Seeds Will Hit Shallow Soil

“A farmer went out to sow his seed. 4 As he was scattering the seed, some fell along the path, and the birds came and ate it up. 5 Some fell on rocky places where they did not have much soil. It sprang up quickly because the soil was shallow. 6 But the plants were scorched and withered when the sun came up because they had no roots. 7 Other seeds fell among thorns, which grew up and choked the plants. 8 Still other seed fell on good soil, where it produced a crop — a hundred, sixty, or thirty times what was sown. 9 Whoever has ears, let them hear.” — Matthew 13:3–9

Last week, the bird came and ate up the new ideas. But what happens next?

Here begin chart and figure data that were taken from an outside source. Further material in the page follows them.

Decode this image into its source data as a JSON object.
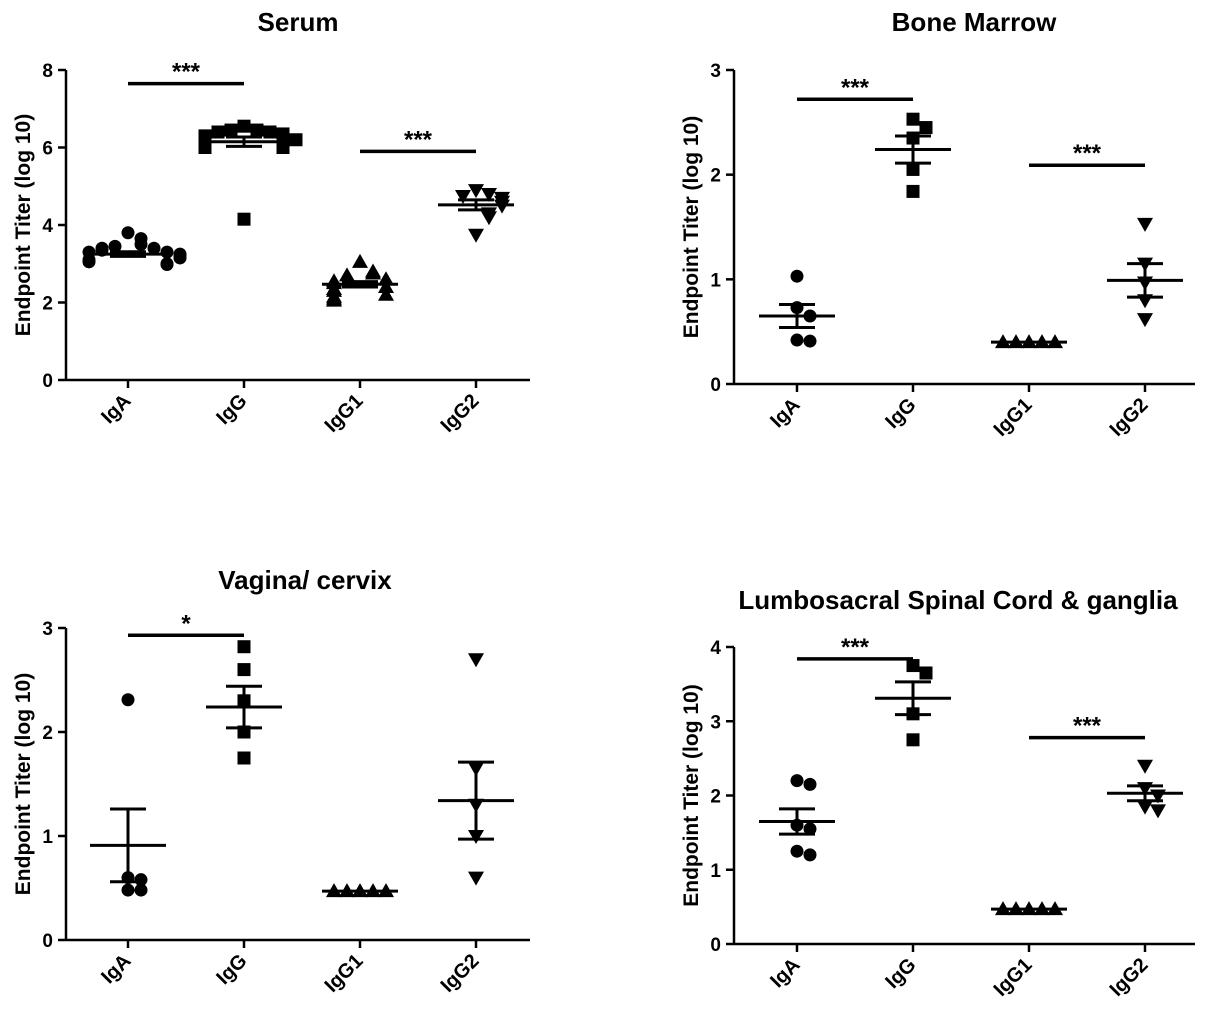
{
  "chart_data": [
    {
      "type": "scatter",
      "title": "Serum",
      "xlabel": "",
      "ylabel": "Endpoint Titer (log 10)",
      "ylim": [
        0,
        8
      ],
      "yticks": [
        0,
        2,
        4,
        6,
        8
      ],
      "categories": [
        "IgA",
        "IgG",
        "IgG1",
        "IgG2"
      ],
      "markers": [
        "circle",
        "square",
        "triangle-up",
        "triangle-down"
      ],
      "points": [
        [
          3.8,
          3.65,
          3.5,
          3.45,
          3.4,
          3.35,
          3.3,
          3.25,
          3.2,
          3.15,
          3.1,
          3.05,
          3.0,
          2.98,
          3.3,
          3.4
        ],
        [
          6.55,
          6.45,
          6.4,
          6.35,
          6.3,
          6.25,
          6.2,
          6.15,
          6.1,
          6.05,
          6.0,
          6.0,
          6.4,
          6.45,
          4.15
        ],
        [
          3.05,
          2.8,
          2.75,
          2.7,
          2.6,
          2.55,
          2.5,
          2.4,
          2.35,
          2.3,
          2.2,
          2.15,
          2.1,
          2.05
        ],
        [
          4.9,
          4.8,
          4.75,
          4.7,
          4.6,
          4.5,
          4.3,
          4.2,
          3.75
        ]
      ],
      "mean": [
        3.25,
        6.15,
        2.47,
        4.52
      ],
      "sem": [
        0.06,
        0.12,
        0.07,
        0.13
      ],
      "significance": [
        {
          "from": 0,
          "to": 1,
          "label": "***",
          "y": 7.65
        },
        {
          "from": 2,
          "to": 3,
          "label": "***",
          "y": 5.9
        }
      ]
    },
    {
      "type": "scatter",
      "title": "Bone Marrow",
      "xlabel": "",
      "ylabel": "Endpoint Titer (log 10)",
      "ylim": [
        0,
        3
      ],
      "yticks": [
        0,
        1,
        2,
        3
      ],
      "categories": [
        "IgA",
        "IgG",
        "IgG1",
        "IgG2"
      ],
      "markers": [
        "circle",
        "square",
        "triangle-up",
        "triangle-down"
      ],
      "points": [
        [
          1.03,
          0.73,
          0.65,
          0.42,
          0.41
        ],
        [
          2.53,
          2.45,
          2.35,
          2.05,
          1.84
        ],
        [
          0.4,
          0.4,
          0.4,
          0.4,
          0.4
        ],
        [
          1.53,
          1.15,
          0.97,
          0.8,
          0.62
        ]
      ],
      "mean": [
        0.65,
        2.24,
        0.4,
        0.99
      ],
      "sem": [
        0.11,
        0.13,
        0.0,
        0.16
      ],
      "significance": [
        {
          "from": 0,
          "to": 1,
          "label": "***",
          "y": 2.72
        },
        {
          "from": 2,
          "to": 3,
          "label": "***",
          "y": 2.09
        }
      ]
    },
    {
      "type": "scatter",
      "title": "Vagina/ cervix",
      "xlabel": "",
      "ylabel": "Endpoint Titer (log 10)",
      "ylim": [
        0,
        3
      ],
      "yticks": [
        0,
        1,
        2,
        3
      ],
      "categories": [
        "IgA",
        "IgG",
        "IgG1",
        "IgG2"
      ],
      "markers": [
        "circle",
        "square",
        "triangle-up",
        "triangle-down"
      ],
      "points": [
        [
          2.31,
          0.6,
          0.58,
          0.48,
          0.48
        ],
        [
          2.82,
          2.6,
          2.3,
          2.0,
          1.75
        ],
        [
          0.47,
          0.47,
          0.47,
          0.47,
          0.47
        ],
        [
          2.7,
          1.65,
          1.3,
          1.0,
          0.6
        ]
      ],
      "mean": [
        0.91,
        2.24,
        0.47,
        1.34
      ],
      "sem": [
        0.35,
        0.2,
        0.0,
        0.37
      ],
      "significance": [
        {
          "from": 0,
          "to": 1,
          "label": "*",
          "y": 2.93
        }
      ]
    },
    {
      "type": "scatter",
      "title": "Lumbosacral Spinal Cord & ganglia",
      "xlabel": "",
      "ylabel": "Endpoint Titer (log 10)",
      "ylim": [
        0,
        4
      ],
      "yticks": [
        0,
        1,
        2,
        3,
        4
      ],
      "categories": [
        "IgA",
        "IgG",
        "IgG1",
        "IgG2"
      ],
      "markers": [
        "circle",
        "square",
        "triangle-up",
        "triangle-down"
      ],
      "points": [
        [
          2.2,
          2.15,
          1.6,
          1.55,
          1.25,
          1.2
        ],
        [
          3.75,
          3.65,
          3.1,
          2.75
        ],
        [
          0.47,
          0.47,
          0.47,
          0.47,
          0.47
        ],
        [
          2.4,
          2.1,
          2.0,
          1.85,
          1.8
        ]
      ],
      "mean": [
        1.65,
        3.31,
        0.47,
        2.03
      ],
      "sem": [
        0.17,
        0.22,
        0.0,
        0.1
      ],
      "significance": [
        {
          "from": 0,
          "to": 1,
          "label": "***",
          "y": 3.84
        },
        {
          "from": 2,
          "to": 3,
          "label": "***",
          "y": 2.78
        }
      ]
    }
  ]
}
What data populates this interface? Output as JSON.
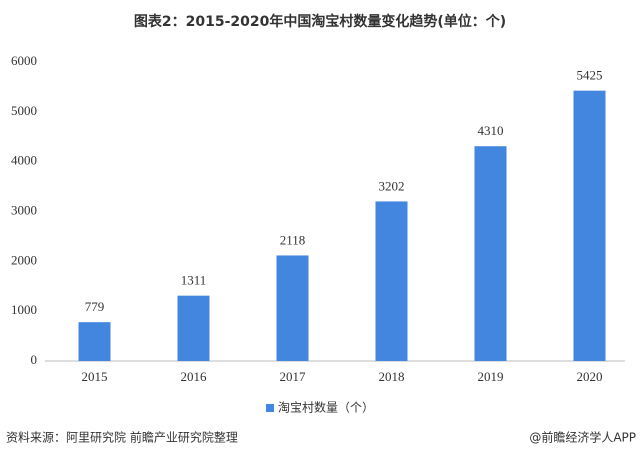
{
  "chart_data": {
    "type": "bar",
    "title": "图表2：2015-2020年中国淘宝村数量变化趋势(单位：个)",
    "categories": [
      "2015",
      "2016",
      "2017",
      "2018",
      "2019",
      "2020"
    ],
    "series": [
      {
        "name": "淘宝村数量（个）",
        "color": "#4286df",
        "values": [
          779,
          1311,
          2118,
          3202,
          4310,
          5425
        ]
      }
    ],
    "ylim": [
      0,
      6000
    ],
    "yticks": [
      0,
      1000,
      2000,
      3000,
      4000,
      5000,
      6000
    ],
    "grid": false,
    "legend": "bottom",
    "source": "资料来源：阿里研究院 前瞻产业研究院整理",
    "credit": "@前瞻经济学人APP"
  }
}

The seeds will hit shallow soil.

Early in the last century and until the late 1900s, if you lived away from your family and had an intellectual disability, you lived in an institution. Not everything that occurred in an institution was bad. Some folks did vital work and loved it. Unfortunately, the reality was that the work was not valued the way most of us expected: pay, benefits, an opportunity to make a life, and make life changes with what we earned.

Then, along came the deinstitutionalization movement. It was heavily motivated by inadequate care and an ineffective social environment rather than the pay to the workers. Nonetheless, we proceeded into a brief growing period. Here is where the new ideas took hold. Looking back, it was only a short period of time, but there was energy in getting people jobs and helping them find places to live. Then, the energy stopped.

And here is where the seeds come in. We rapidly got community jobs for people. We helped them find apartments and coached them to quickly learn how to shop, cook, pay bills, and manage time. Then, we failed to keep going. We needed to provide a place for the ideas to grow. The soil was shallow, the energy was not sustained, and the seed died.

Interestingly, many people defend sheltered employment with ideas like… “My son wants to be with his friends,” “This is a safe place for my daughter,” or “This is a wonderful way to support people with others like them.” If you dig into that language, you will find bias and discrimination. Sure, the world is not uniformly welcoming to difference. It is also true that we learn by connecting and seeing what is similar and different.

Consider this story from my early work years, which could be true today. I met a participant in a sheltered workshop and was asked to connect with him to identify what was most important to him in his life. But a challenge was that he wanted to avoid discussing work at all. But he did tell me that his main goal was to learn how to ride the bus to visit his mom when he wanted. And no one had imagined that ability and service for him. How had we started believing that setting production goals for everyone was the best possible service?

Today, we know that many individuals want to work, yet their plans still need to include a track to a job. We also have social policies that support getting you the first job but do not offer support for advancement, a very present challenge for people with disabilities.

Anyone who has grown something knows you can enrich the soil, add more, and develop it, but if you fail, the plant you’re trying to grow will die. So, in our industry, we need to consider all the ways that we have thrown ideas on shallow ground and what we can do to build that ground up!